The major of these two consolidated appeals is taken from a judgment adverse to plaintiffs and favorable to respondent Sandra Cates in an action for quasi-specific performance brought to enforce a written agreement between the decedent, Samuel D. Cates, and his predeceased wife Juel, by the terms of which they promised each other that they would execute mutual and reciprocal wills which neither would revoke or change without the consent in writing of the other. The other appeal is taken from an order entered in the probate proceeding granting a family allowance to respondent Sandra Cates to whom the decedent was married less than two years after the death of his predeceased wife Juel, and eleven months before his death.

Statement of the Case

Samuel D. Cates, hereinafter referred to as “Samuel,” and Juel Denn Cates, hereinafter referred to as “Juel,” were married on January 2, 1920, in Illinois and thereafter lived together in Chicago until Juel’s death in 1958. During their marriage of 38 years, Samuel and Juel pooled all of their assets in a common fund, through joint bank accounts, joint safe deposit boxes, equal ownership of their various businesses and their real estate, and equal participation in the liquidation proceeds of their businesses. In 1944, when Samuel was 62 and Juel was 52, they consulted with Samuel’s attorney with respect to an estate plan. As a result of that consultation, a written agreement to make reciprocal wills was prepared, and said agreement was executed by Samuel and Juel on June 6, 1944.

The prefatory portion of the agreement states, among other things: “Whereas, the parties hereto are husband and wife, and, because of the relationship of mutual trust and confidence between them and the mutual love, respect and faith which the parties have in each other, the parties hereto desire to make provision for the execution by each of the parties hereto of mutual and reciprocal wills, as hereinafter set forth; . . .”

The agreement continued in paragraph three as follows: “Each of the parties hereto covenants and agrees with the other party hereto not to revoke, annul, cancel, modify, amend or change his or her said Last Will and Testament either in whole or in part, without the consent in writing of the other party hereto.”

Concurrently with the execution of the agreement, Samuel and Juel executed their reciprocal wills. Juel’s will provided that if she predeceased Samuel all of her estate would go to Samuel. If Samuel predeceased Juel, a trust would be created making Juel the life beneficiary with the remainder *7 over to specified relatives of Samuel and Juel. Samuel’s will provided that if Juel predeceased him, all of his estate would go to the same relatives as specified under Juel’s will and the trust created for Juel. The ultimate beneficiaries under both Samuel’s and Juel’s wills are the appellants herein.

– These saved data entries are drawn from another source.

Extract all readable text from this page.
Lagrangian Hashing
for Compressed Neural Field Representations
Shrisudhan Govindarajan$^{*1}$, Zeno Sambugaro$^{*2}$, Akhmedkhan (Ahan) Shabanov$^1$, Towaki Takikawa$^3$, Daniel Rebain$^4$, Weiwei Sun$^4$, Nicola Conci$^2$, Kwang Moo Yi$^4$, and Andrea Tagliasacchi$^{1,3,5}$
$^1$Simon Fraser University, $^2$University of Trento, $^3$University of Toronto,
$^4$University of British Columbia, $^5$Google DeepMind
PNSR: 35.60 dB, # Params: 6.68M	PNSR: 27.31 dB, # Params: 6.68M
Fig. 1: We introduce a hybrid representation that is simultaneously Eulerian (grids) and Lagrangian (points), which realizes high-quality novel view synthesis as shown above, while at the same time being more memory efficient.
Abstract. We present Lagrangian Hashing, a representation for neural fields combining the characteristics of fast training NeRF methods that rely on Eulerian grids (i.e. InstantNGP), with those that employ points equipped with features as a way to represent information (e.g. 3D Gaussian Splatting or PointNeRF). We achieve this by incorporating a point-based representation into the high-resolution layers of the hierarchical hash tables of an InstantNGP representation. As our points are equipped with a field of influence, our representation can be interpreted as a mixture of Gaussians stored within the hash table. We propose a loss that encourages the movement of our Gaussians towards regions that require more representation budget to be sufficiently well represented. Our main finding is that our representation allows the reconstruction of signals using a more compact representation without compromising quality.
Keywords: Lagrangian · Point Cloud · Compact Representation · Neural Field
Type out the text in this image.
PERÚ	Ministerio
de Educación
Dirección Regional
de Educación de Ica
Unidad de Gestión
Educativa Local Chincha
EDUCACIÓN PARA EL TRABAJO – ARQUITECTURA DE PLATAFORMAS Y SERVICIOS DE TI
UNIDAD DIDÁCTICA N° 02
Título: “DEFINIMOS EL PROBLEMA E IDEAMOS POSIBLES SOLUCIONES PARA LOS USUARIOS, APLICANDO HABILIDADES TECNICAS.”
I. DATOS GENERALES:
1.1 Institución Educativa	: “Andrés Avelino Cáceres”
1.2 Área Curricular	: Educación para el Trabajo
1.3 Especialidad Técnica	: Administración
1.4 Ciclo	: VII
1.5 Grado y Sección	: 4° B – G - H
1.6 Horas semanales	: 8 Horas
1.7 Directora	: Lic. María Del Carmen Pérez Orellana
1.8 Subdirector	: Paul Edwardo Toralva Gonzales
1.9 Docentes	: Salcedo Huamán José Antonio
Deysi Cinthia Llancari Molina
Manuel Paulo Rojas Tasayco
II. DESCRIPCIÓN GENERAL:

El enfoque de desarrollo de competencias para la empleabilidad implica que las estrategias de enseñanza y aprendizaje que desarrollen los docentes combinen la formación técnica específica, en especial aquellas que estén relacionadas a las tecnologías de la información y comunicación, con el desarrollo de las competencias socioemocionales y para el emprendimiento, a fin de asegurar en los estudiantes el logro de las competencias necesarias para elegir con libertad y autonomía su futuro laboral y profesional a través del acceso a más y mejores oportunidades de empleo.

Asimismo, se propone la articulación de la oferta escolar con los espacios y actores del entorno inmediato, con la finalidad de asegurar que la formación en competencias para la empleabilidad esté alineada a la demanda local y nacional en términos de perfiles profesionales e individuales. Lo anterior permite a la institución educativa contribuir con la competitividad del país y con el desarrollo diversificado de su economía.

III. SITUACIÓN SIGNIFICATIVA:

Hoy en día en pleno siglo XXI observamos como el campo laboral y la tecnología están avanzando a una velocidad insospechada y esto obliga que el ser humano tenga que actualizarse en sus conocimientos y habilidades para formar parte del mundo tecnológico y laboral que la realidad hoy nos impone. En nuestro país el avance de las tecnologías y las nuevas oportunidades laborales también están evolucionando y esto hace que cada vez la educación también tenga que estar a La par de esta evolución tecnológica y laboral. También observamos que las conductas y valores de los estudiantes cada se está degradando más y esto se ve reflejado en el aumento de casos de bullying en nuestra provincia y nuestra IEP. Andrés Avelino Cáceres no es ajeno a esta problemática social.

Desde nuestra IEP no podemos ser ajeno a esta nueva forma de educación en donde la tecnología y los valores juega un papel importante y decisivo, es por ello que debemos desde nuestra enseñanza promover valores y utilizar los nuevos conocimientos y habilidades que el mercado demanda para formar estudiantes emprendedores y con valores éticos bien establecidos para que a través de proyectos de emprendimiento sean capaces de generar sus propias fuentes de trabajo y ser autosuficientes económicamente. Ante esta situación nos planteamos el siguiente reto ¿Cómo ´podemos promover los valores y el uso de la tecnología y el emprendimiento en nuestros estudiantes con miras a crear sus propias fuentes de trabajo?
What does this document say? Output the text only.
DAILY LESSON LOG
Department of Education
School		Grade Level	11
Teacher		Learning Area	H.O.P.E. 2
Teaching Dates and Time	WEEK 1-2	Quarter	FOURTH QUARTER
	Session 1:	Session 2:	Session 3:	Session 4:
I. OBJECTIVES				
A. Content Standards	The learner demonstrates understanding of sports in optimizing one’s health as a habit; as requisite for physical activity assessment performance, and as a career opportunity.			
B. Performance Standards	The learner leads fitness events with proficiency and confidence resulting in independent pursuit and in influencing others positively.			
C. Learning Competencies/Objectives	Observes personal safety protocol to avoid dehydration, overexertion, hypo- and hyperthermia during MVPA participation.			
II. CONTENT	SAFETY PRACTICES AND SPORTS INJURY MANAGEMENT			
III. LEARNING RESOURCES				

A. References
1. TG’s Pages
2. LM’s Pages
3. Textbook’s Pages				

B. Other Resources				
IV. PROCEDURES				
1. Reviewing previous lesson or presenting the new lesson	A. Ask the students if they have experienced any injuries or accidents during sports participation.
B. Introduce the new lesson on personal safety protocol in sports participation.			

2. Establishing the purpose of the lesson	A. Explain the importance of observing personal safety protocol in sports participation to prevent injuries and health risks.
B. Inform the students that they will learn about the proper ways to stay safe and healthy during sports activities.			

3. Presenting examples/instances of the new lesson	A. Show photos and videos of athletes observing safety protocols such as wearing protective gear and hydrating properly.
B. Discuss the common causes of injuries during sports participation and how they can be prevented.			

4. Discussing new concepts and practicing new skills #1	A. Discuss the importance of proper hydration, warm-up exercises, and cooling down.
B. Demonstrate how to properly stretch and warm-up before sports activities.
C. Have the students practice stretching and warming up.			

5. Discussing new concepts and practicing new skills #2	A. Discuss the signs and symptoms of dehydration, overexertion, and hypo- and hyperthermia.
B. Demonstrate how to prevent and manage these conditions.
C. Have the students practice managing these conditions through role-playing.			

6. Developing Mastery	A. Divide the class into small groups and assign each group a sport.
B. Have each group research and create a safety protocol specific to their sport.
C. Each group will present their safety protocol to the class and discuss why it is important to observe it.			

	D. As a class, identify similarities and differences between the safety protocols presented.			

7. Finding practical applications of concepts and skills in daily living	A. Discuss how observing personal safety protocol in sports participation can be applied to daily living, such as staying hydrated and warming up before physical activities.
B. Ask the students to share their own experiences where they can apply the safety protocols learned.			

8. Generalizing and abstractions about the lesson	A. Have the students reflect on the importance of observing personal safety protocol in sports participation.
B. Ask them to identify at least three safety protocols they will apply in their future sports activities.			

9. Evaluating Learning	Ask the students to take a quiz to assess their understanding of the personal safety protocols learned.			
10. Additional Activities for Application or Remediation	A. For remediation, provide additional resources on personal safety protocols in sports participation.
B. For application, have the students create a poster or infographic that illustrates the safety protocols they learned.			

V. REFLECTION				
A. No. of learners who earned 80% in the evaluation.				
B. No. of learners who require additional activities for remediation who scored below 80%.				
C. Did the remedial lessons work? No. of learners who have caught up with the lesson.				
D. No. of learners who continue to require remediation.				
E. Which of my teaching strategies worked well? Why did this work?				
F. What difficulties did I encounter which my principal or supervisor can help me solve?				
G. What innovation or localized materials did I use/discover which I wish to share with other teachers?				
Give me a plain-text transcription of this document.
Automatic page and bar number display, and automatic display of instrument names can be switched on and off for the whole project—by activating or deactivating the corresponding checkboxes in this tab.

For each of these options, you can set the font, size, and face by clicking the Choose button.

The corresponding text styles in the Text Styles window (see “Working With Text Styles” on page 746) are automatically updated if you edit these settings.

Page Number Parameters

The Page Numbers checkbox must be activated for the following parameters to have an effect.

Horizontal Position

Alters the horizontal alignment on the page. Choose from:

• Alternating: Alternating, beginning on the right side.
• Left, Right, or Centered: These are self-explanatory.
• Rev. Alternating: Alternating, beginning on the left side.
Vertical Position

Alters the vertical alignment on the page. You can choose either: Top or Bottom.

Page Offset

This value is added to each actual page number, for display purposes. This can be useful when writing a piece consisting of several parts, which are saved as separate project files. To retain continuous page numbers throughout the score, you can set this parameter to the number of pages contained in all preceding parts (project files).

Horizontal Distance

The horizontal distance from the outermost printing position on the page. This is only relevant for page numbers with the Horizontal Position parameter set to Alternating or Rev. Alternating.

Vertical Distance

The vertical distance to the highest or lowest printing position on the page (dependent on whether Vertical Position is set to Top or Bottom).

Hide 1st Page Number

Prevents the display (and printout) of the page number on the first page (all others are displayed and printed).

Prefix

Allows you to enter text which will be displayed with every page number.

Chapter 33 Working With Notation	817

Approximately two years later, on June 20, 1946, Samuel and Juel executed a supplemental agreement, which modified one subparagraph of the agreement of June 6, 1944, by excluding from the property required to be placed in trust by Juel all of Samuel’s and Juel’s checking and savings accounts “whether [held] as joint tenants or otherwise.” The supplemental agreement expressly reaffirmed the balance of the original agreement.

Thereafter, on May 19, 1947, Samuel and Juel executed a second supplemental agreement. That second supplement, pursuant to paragraph three of the original agreement, modified the ultimate distribution of Samuel’s and Juel’s estate by adding an additional beneficiary, Robert Keats, one of the appellants herein. Concurrently with the execution of said second supplemental agreement, and according to the provisions thereof, Samuel executed a codicil to his will of June 6, 1944.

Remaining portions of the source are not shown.